Since there were so many family members from all across Canada and the US, we ended up staying in sevarl cabins nearby. One of the other families had a cabin just down the road and much closer to the lake. Their dock, unlike ours, actually extended out into the water.

Plenty of places to hide!
And lastly, we left the island aboard the Chi - Cheemaun (Ojibwe for "Big Canoe") ferry back to the mainland. I think my daughter's expression captures how big it seems:
That's a cattle trailer you see out the side window there.

The drive back to Toronto was pretty uneventful. I think it cost us $140-$160 to fill up the tank of the Chevy Suburban. But the highlight of the drive was seeing a camel at a farm. Sorry, no picture of that, as I was driving and just barely saw it before it vanished behind an embankment.

And now, back to sunny Florida!

Friday, May 18, 2012


And so begins a 10 day vacation to the Manitoulin island in Ontario, Canada.
It's the largest freshwater island in the world, but that's not why we went there. We're going there because "everyone else was going" least one side of the family.

We left Pensacola on the 17th and we flew to Toronto...via Miami. If you know your geography, that's really flying in the wrong direction. But we arrived at Toronto (YYZ...any fans of the band Rush out there?) without incident. It was after we got to the car rental place that things started to go south quickly. Which come to think of it, relative to Canada, going south would be heading to the US, but I digress.
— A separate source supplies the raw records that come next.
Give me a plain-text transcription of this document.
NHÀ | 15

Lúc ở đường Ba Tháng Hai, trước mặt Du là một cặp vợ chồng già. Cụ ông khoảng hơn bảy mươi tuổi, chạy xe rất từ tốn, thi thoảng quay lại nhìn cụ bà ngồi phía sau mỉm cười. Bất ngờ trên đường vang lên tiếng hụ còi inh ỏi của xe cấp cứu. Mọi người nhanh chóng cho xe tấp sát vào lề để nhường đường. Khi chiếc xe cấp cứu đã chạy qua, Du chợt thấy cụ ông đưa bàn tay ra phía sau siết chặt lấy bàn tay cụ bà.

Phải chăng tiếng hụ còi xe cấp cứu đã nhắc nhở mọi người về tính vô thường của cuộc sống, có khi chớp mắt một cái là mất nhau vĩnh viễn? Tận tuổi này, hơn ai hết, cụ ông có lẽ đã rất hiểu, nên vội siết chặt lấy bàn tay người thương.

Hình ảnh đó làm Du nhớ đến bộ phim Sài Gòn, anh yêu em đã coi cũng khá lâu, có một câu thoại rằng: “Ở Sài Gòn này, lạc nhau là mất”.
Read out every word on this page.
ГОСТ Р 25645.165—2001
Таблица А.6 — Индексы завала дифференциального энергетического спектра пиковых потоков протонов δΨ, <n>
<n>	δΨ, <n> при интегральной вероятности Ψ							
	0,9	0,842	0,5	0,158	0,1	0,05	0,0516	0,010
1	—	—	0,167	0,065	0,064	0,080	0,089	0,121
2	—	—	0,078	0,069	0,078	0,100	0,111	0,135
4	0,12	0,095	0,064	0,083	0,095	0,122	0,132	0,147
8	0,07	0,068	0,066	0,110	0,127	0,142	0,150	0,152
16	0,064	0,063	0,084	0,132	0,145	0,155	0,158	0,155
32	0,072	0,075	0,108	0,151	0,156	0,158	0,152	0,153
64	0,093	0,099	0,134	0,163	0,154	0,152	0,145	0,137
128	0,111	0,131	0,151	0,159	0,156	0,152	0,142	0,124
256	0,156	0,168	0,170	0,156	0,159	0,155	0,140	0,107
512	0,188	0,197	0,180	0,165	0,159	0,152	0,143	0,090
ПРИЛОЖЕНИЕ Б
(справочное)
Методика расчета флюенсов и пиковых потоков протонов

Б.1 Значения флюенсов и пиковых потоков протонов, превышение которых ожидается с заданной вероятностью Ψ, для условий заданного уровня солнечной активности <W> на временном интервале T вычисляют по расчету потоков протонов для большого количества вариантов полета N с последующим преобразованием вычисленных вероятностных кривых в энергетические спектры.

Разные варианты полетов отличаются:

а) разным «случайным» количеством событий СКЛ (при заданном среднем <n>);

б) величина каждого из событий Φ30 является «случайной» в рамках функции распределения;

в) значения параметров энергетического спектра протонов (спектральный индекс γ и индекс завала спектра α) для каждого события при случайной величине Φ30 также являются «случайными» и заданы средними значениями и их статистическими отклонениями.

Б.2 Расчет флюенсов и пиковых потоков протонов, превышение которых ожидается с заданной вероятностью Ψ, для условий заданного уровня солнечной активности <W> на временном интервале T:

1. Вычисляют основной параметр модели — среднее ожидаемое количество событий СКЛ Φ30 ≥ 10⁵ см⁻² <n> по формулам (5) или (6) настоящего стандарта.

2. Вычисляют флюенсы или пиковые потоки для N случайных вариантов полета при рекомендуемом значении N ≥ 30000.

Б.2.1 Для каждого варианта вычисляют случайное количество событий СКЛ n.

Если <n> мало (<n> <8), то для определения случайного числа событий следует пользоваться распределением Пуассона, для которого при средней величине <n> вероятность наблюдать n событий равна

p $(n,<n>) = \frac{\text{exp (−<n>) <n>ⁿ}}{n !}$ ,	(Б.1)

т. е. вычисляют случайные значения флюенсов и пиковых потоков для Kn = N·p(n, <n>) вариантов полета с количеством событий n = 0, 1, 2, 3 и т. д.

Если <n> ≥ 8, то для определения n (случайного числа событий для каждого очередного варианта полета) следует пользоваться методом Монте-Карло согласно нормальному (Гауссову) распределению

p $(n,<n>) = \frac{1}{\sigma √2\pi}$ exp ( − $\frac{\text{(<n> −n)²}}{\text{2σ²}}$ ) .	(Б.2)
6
We arrived at the Avis car rental desk only to realize that we had left the car seat on the conveyor belt inside the secure area of the airport. So, my pregnant wife walked back to get it while I sorted out the car situation, juggling our two large bags and trying to keep an eye on our currently car-seatless toddler. We had pre-paid for a car that would seat the four adults and two car seats which we knew we'd be travelling around the island with. I'm not sure if the car they reserved for us had that capability. Why? Well, that's when the fun began.

I walked up to the car that was supposed to have the keys in it, only to find the car locked. Are the keys inside? I don't know...but I do know that I don't have them. They were supposed to be inside, but it was one of those key-less systems that just needed the key fob in the proximity of the car to activate the ignition. And, perhaps more importantly, lock/unlock the car when you walk away from the vehicle. Which is what I'm guessing the previous renter or Avis attendant did.
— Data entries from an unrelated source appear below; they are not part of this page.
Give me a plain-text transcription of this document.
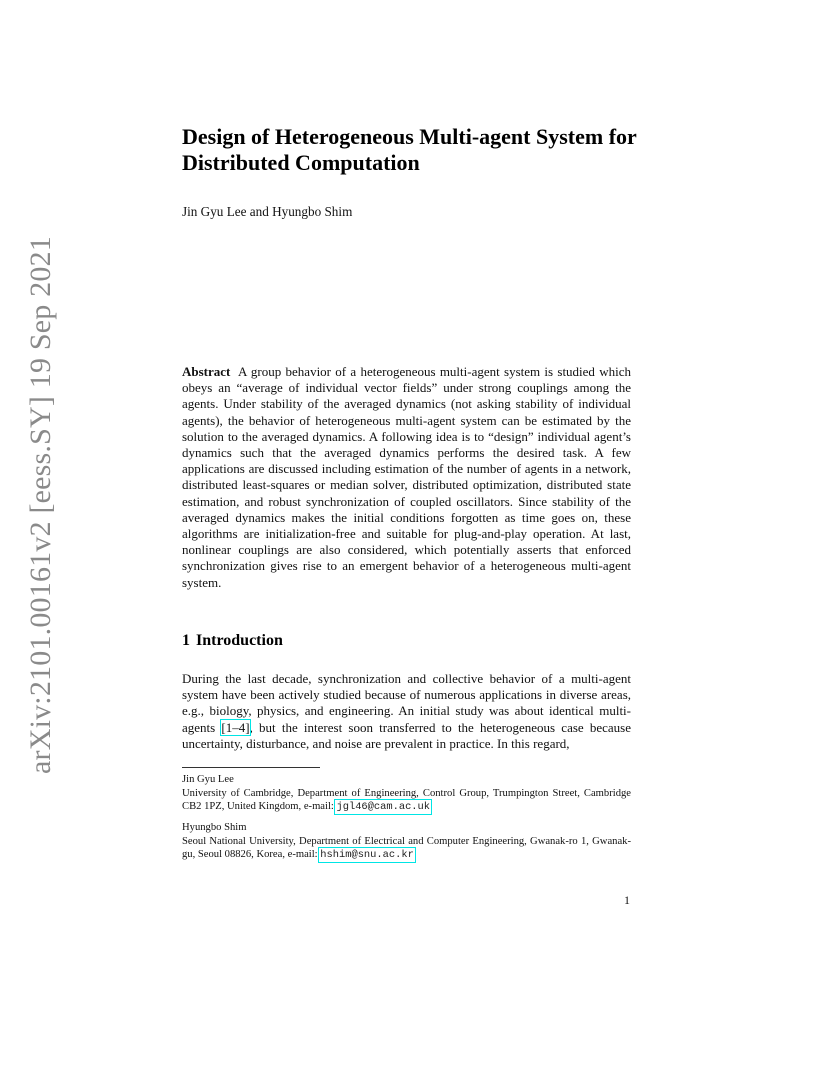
arXiv:2101.00161v2 [eess.SY] 19 Sep 2021
Design of Heterogeneous Multi-agent System for Distributed Computation
Jin Gyu Lee and Hyungbo Shim

Abstract A group behavior of a heterogeneous multi-agent system is studied which obeys an “average of individual vector fields” under strong couplings among the agents. Under stability of the averaged dynamics (not asking stability of individual agents), the behavior of heterogeneous multi-agent system can be estimated by the solution to the averaged dynamics. A following idea is to “design” individual agent’s dynamics such that the averaged dynamics performs the desired task. A few applications are discussed including estimation of the number of agents in a network, distributed least-squares or median solver, distributed optimization, distributed state estimation, and robust synchronization of coupled oscillators. Since stability of the averaged dynamics makes the initial conditions forgotten as time goes on, these algorithms are initialization-free and suitable for plug-and-play operation. At last, nonlinear couplings are also considered, which potentially asserts that enforced synchronization gives rise to an emergent behavior of a heterogeneous multi-agent system.

1 Introduction

During the last decade, synchronization and collective behavior of a multi-agent system have been actively studied because of numerous applications in diverse areas, e.g., biology, physics, and engineering. An initial study was about identical multi-agents [1–4], but the interest soon transferred to the heterogeneous case because uncertainty, disturbance, and noise are prevalent in practice. In this regard,

Jin Gyu Lee
University of Cambridge, Department of Engineering, Control Group, Trumpington Street, Cambridge CB2 1PZ, United Kingdom, e-mail: jgl46@cam.ac.uk

Hyungbo Shim
Seoul National University, Department of Electrical and Computer Engineering, Gwanak-ro 1, Gwanak-gu, Seoul 08826, Korea, e-mail: hshim@snu.ac.kr

1
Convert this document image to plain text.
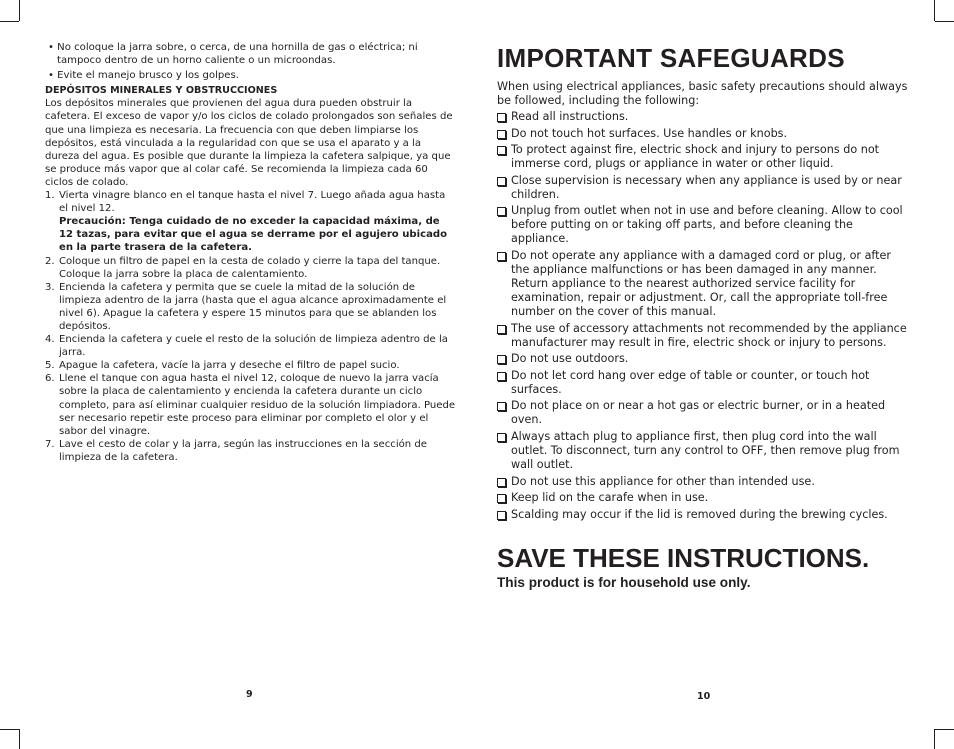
• No coloque la jarra sobre, o cerca, de una hornilla de gas o eléctrica; ni tampoco dentro de un horno caliente o un microondas.
• Evite el manejo brusco y los golpes.
DEPÓSITOS MINERALES Y OBSTRUCCIONES

Los depósitos minerales que provienen del agua dura pueden obstruir la cafetera. El exceso de vapor y/o los ciclos de colado prolongados son señales de que una limpieza es necesaria. La frecuencia con que deben limpiarse los depósitos, está vinculada a la regularidad con que se usa el aparato y a la dureza del agua. Es posible que durante la limpieza la cafetera salpique, ya que se produce más vapor que al colar café. Se recomienda la limpieza cada 60 ciclos de colado.

1. Vierta vinagre blanco en el tanque hasta el nivel 7. Luego añada agua hasta el nivel 12.
Precaución: Tenga cuidado de no exceder la capacidad máxima, de 12 tazas, para evitar que el agua se derrame por el agujero ubicado en la parte trasera de la cafetera.
2. Coloque un filtro de papel en la cesta de colado y cierre la tapa del tanque. Coloque la jarra sobre la placa de calentamiento.
3. Encienda la cafetera y permita que se cuele la mitad de la solución de limpieza adentro de la jarra (hasta que el agua alcance aproximadamente el nivel 6). Apague la cafetera y espere 15 minutos para que se ablanden los depósitos.
4. Encienda la cafetera y cuele el resto de la solución de limpieza adentro de la jarra.
5. Apague la cafetera, vacíe la jarra y deseche el filtro de papel sucio.
6. Llene el tanque con agua hasta el nivel 12, coloque de nuevo la jarra vacía sobre la placa de calentamiento y encienda la cafetera durante un ciclo completo, para así eliminar cualquier residuo de la solución limpiadora. Puede ser necesario repetir este proceso para eliminar por completo el olor y el sabor del vinagre.
7. Lave el cesto de colar y la jarra, según las instrucciones en la sección de limpieza de la cafetera.
9
IMPORTANT SAFEGUARDS
When using electrical appliances, basic safety precautions should always be followed, including the following:
Read all instructions.
Do not touch hot surfaces. Use handles or knobs.
To protect against fire, electric shock and injury to persons do not immerse cord, plugs or appliance in water or other liquid.
Close supervision is necessary when any appliance is used by or near children.
Unplug from outlet when not in use and before cleaning. Allow to cool before putting on or taking off parts, and before cleaning the appliance.
Do not operate any appliance with a damaged cord or plug, or after the appliance malfunctions or has been damaged in any manner. Return appliance to the nearest authorized service facility for examination, repair or adjustment. Or, call the appropriate toll-free number on the cover of this manual.
The use of accessory attachments not recommended by the appliance manufacturer may result in fire, electric shock or injury to persons.
Do not use outdoors.
Do not let cord hang over edge of table or counter, or touch hot surfaces.
Do not place on or near a hot gas or electric burner, or in a heated oven.
Always attach plug to appliance first, then plug cord into the wall outlet. To disconnect, turn any control to OFF, then remove plug from wall outlet.
Do not use this appliance for other than intended use.
Keep lid on the carafe when in use.
Scalding may occur if the lid is removed during the brewing cycles.
SAVE THESE INSTRUCTIONS.
This product is for household use only.
10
So I waited for 30-45 minutes for a locksmith to come out and he jimmied the door open, only to set off the alarm. And in case you were wondering, toddlers really don't like to be standing next to the alarm when it goes off. So I've got a blaring car alarm echoing throughout the parking garage in one ear and a screaming toddler in the other. And then, for whatever reason, the *locksmith* turns to me and asks me if I have the keys to turn off the alarm. Of course not...that's why you are here. Just then, my wife returned with the car seat only to find all hell unfolding in the garage.

So, I left the now three or four Avis workers to figure out how to get into the car to turn off the alarm while I went back to the service desk to get another vehicle. I did hear the alarm stop, followed by a sarcastic "Thank you!" coming from somewhere in the garage...only to have the alarm spitefully start up again. That little bit of humor bolstered my spirits enough to accept that the Victoria Day long weekend in Canada had drained all reasonably sized vehicles from the Avis inventory. The replacement vehicle we got was a beastly Chevy Suburban which we had to wait at least another 45 minutes for them to drive in from another location. This Canyonero-esque monster gets maybe 15 liters/100km (15.6 mpg) if  you drive very efficiently. Unfortunately, our plans called for us to driving for hours up to North Bay and then down to the Manitoulin and then back to Toronto. The gas bill's going to be the largest one I've ever seen. Great way to start the vacation, eh?